Heat stings behind my eyes. I blink it clear and hand him the butter. We move around each other like we’ve been doing this for years—my hip bumping his gently and his fingers brushing mine when he passes the salt. Nothing dramatic, just the ordinary intimacy I’ve starved for.

He puts on a playlist from his phone, something low and warm, a steel guitar threading the space. While the eggs set, he catches my hand and tugs me into the open patch of floor. Barefoot on old wood, we sway. No steps to memorize, no audience. His chin tips to my hair; my cheek finds his shirt. He breathes out like the tension’s finally found a door.

“I don’t want to keep messing up,” he murmurs. “So I’m going to say the thing instead of making a story about it.”

“Rule number one,” I say into his chest. “Say the thing.”

He pulls back just enough to see my face. “Say the thing: I want you here. With me. And when I get it wrong, I want you to tell me—then let me fix it.”

The timer on the stove dings. He kisses my forehead—simple, devastating—and slips away to plate dinner.

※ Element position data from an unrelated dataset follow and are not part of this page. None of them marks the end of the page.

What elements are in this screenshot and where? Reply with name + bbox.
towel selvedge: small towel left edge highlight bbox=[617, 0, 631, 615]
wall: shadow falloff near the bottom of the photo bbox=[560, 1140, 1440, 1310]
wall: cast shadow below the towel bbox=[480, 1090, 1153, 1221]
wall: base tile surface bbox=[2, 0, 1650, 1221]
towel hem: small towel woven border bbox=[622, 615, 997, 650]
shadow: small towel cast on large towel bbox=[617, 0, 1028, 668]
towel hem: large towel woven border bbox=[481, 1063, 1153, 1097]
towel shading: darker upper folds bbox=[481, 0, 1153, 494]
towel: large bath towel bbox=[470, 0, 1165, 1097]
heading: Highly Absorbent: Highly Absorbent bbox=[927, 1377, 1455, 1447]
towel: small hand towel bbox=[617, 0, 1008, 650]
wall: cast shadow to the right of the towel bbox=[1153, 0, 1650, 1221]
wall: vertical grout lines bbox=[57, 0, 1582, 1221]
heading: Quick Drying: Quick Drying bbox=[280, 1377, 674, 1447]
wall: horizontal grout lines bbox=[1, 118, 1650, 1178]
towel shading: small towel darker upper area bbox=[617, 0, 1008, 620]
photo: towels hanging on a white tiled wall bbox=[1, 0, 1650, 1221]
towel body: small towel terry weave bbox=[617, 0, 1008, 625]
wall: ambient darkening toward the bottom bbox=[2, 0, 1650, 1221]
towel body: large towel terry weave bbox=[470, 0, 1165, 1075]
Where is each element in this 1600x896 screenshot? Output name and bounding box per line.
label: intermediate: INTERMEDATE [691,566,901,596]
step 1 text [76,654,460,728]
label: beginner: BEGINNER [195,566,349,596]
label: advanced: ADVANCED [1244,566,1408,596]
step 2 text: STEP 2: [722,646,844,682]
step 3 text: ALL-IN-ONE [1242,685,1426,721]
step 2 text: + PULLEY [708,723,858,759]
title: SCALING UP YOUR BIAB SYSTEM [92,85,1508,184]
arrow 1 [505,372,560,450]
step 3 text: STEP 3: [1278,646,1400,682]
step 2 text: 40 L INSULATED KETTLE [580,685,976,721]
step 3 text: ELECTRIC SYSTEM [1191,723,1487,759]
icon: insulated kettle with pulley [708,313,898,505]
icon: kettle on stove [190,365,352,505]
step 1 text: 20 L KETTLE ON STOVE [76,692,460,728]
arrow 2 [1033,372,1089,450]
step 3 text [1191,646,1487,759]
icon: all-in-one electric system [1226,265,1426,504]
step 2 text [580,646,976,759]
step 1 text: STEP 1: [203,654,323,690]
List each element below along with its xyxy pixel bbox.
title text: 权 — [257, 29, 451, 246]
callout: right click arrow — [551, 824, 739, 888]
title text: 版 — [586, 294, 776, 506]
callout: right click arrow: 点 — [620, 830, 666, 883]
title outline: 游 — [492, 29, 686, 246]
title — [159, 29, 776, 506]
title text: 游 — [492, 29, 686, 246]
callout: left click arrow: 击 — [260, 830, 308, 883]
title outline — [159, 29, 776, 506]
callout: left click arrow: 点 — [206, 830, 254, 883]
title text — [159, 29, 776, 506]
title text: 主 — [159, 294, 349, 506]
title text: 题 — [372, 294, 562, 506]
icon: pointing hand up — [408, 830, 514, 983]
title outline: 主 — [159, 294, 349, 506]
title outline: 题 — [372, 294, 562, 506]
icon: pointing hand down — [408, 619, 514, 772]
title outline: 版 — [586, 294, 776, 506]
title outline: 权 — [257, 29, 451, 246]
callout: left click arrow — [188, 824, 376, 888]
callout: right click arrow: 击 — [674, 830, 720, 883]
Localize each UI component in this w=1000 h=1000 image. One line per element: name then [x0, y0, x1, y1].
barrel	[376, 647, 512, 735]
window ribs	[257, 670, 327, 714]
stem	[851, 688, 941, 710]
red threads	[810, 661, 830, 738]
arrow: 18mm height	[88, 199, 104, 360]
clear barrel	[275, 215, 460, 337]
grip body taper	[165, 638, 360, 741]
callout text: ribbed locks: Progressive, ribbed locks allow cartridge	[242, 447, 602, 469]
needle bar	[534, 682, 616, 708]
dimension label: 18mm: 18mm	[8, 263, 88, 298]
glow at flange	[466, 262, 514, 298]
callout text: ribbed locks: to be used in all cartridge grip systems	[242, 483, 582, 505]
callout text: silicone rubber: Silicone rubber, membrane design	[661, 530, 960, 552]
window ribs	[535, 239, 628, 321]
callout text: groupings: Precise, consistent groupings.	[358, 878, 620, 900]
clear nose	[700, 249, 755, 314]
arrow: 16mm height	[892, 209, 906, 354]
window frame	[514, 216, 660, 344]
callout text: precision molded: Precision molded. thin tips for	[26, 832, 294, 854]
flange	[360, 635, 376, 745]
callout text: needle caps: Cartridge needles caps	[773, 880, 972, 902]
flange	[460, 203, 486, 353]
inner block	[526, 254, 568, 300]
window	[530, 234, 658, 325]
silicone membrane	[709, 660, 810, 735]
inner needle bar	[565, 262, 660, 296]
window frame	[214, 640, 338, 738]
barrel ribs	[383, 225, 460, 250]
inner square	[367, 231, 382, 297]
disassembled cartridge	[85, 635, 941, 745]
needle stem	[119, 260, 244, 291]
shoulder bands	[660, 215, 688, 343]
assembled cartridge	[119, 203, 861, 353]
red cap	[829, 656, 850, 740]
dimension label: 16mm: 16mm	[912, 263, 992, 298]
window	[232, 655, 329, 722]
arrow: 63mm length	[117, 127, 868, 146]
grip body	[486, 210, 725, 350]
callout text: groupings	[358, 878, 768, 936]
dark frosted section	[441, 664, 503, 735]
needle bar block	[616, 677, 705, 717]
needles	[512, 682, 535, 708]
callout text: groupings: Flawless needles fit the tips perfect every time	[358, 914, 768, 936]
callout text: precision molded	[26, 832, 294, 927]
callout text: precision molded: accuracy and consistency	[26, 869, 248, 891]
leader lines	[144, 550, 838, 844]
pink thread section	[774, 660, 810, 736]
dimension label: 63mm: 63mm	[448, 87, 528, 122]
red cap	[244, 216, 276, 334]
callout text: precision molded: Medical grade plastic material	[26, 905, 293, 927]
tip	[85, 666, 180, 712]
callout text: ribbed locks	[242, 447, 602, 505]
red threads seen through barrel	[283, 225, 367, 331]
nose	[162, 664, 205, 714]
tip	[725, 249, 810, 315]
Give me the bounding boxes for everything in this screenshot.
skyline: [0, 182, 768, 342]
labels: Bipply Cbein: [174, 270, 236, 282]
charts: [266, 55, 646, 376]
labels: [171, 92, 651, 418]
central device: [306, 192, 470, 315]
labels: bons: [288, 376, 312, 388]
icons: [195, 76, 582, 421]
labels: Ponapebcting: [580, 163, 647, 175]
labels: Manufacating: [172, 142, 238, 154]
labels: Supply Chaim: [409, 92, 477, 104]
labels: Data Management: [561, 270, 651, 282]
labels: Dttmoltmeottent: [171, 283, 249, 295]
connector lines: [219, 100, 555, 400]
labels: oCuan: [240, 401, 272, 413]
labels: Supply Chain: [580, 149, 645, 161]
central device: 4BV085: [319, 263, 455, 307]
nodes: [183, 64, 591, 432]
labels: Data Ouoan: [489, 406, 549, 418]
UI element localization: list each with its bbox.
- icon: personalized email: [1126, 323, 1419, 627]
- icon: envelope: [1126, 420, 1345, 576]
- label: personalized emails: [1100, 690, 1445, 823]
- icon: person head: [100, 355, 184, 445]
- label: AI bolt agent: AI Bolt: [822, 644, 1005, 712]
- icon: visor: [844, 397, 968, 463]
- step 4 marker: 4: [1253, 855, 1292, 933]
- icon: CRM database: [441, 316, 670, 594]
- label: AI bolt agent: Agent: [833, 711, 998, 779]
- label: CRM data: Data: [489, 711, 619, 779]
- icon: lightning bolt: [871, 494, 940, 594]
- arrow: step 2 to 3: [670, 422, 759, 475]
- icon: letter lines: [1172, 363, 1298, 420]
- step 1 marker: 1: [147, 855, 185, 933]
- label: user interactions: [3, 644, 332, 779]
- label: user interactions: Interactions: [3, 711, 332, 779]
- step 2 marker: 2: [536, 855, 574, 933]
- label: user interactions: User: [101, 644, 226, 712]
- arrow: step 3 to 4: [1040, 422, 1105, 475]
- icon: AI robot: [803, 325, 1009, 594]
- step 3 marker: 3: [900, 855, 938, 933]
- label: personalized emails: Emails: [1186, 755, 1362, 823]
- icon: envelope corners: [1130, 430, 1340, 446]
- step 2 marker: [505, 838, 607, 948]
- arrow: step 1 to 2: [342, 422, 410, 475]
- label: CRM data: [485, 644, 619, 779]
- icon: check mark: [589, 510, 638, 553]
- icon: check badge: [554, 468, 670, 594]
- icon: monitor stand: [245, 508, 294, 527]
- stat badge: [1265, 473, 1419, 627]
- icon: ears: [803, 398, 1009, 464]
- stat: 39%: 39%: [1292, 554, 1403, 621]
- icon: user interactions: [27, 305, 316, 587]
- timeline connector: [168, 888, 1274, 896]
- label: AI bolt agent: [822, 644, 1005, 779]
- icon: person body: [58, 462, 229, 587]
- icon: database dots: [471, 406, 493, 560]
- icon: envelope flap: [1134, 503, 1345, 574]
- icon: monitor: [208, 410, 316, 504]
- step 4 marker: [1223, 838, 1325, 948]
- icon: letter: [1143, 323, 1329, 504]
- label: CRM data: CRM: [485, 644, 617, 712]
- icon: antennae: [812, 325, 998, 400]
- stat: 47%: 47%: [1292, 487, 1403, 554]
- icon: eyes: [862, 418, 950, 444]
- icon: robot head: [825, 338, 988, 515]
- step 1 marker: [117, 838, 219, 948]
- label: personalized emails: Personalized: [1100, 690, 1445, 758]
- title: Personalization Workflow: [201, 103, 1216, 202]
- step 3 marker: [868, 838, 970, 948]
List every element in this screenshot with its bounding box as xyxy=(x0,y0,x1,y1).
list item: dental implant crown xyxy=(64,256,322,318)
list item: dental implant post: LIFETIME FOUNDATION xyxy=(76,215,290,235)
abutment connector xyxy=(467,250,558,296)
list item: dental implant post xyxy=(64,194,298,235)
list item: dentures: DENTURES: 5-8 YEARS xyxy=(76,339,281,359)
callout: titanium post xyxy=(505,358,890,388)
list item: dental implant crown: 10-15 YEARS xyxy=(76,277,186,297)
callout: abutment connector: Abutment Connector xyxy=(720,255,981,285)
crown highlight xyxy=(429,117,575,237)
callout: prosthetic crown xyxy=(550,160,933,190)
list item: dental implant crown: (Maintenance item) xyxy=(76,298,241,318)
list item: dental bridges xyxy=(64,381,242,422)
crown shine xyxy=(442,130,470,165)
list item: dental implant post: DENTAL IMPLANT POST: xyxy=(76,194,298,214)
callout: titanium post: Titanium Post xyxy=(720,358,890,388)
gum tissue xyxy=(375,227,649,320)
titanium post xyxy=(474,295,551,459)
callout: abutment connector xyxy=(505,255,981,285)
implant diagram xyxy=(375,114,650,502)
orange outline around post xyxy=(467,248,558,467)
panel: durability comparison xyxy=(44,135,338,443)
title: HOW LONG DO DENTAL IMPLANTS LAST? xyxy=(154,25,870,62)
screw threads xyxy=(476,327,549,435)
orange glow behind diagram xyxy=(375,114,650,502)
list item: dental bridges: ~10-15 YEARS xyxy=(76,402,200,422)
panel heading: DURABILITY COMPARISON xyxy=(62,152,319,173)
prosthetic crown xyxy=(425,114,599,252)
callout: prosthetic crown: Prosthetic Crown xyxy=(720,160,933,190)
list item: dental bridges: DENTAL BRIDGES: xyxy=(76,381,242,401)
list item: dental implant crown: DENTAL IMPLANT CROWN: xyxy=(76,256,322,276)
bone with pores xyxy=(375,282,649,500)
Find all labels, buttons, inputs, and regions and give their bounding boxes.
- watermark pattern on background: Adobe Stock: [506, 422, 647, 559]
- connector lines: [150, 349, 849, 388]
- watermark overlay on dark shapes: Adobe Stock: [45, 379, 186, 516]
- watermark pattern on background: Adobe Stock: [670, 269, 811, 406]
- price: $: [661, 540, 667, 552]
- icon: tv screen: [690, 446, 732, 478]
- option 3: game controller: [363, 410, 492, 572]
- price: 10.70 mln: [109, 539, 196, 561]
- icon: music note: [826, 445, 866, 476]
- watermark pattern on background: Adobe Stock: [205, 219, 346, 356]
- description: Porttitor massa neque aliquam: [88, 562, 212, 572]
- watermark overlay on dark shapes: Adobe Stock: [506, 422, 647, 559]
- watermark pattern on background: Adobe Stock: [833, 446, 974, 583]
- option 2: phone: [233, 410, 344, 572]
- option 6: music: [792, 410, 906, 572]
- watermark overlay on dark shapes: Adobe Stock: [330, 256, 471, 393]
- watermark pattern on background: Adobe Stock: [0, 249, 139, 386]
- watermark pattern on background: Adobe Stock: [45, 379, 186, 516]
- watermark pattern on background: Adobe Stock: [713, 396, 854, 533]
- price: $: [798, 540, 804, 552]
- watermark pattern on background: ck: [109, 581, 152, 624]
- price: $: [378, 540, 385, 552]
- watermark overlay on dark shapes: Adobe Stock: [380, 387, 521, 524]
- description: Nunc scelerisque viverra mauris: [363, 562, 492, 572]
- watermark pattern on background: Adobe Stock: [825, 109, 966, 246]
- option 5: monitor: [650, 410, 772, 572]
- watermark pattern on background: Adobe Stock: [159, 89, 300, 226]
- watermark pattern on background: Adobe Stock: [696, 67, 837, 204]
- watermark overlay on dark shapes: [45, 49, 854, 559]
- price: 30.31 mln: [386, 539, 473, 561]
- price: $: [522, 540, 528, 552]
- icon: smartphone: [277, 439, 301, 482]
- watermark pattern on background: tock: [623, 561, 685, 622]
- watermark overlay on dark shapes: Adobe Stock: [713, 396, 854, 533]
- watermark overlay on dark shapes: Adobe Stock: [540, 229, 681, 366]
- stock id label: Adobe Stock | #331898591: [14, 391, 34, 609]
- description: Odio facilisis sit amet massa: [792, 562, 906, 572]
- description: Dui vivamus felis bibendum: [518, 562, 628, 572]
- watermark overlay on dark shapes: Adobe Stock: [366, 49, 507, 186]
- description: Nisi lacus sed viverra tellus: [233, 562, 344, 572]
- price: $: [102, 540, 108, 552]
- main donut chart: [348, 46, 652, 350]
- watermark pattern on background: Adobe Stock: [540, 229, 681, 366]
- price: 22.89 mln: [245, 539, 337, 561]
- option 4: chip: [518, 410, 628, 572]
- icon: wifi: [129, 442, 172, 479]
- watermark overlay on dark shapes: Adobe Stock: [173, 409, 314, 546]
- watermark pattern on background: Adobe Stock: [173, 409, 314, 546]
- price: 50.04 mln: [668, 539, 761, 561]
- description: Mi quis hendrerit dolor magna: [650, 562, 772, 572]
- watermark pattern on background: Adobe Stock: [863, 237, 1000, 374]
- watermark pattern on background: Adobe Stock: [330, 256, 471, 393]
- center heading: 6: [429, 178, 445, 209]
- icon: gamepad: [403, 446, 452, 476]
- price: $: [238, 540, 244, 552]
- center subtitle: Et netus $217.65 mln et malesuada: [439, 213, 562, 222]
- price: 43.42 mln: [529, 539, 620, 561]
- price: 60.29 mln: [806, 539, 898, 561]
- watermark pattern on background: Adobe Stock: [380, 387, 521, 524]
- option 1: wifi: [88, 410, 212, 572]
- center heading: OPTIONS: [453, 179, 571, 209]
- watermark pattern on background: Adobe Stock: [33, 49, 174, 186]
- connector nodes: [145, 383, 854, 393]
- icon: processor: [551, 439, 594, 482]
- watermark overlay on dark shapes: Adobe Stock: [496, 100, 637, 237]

We eat at the counter, knees touching, sharing a single fork because the drawer only gave up one and neither of us was willing to wash another. He slides the crispiest corner of toast to my side without comment. I call him noble; he callsme dramatic. It feels like the beginning of something we both recognize and are a little afraid to name.

When the dishes are rinsed, he wipes his hands on a towel and turns to me with that steady, I-built-a-fence look. “Grab your sweater,” he says. “And the quilt from the back of the couch.”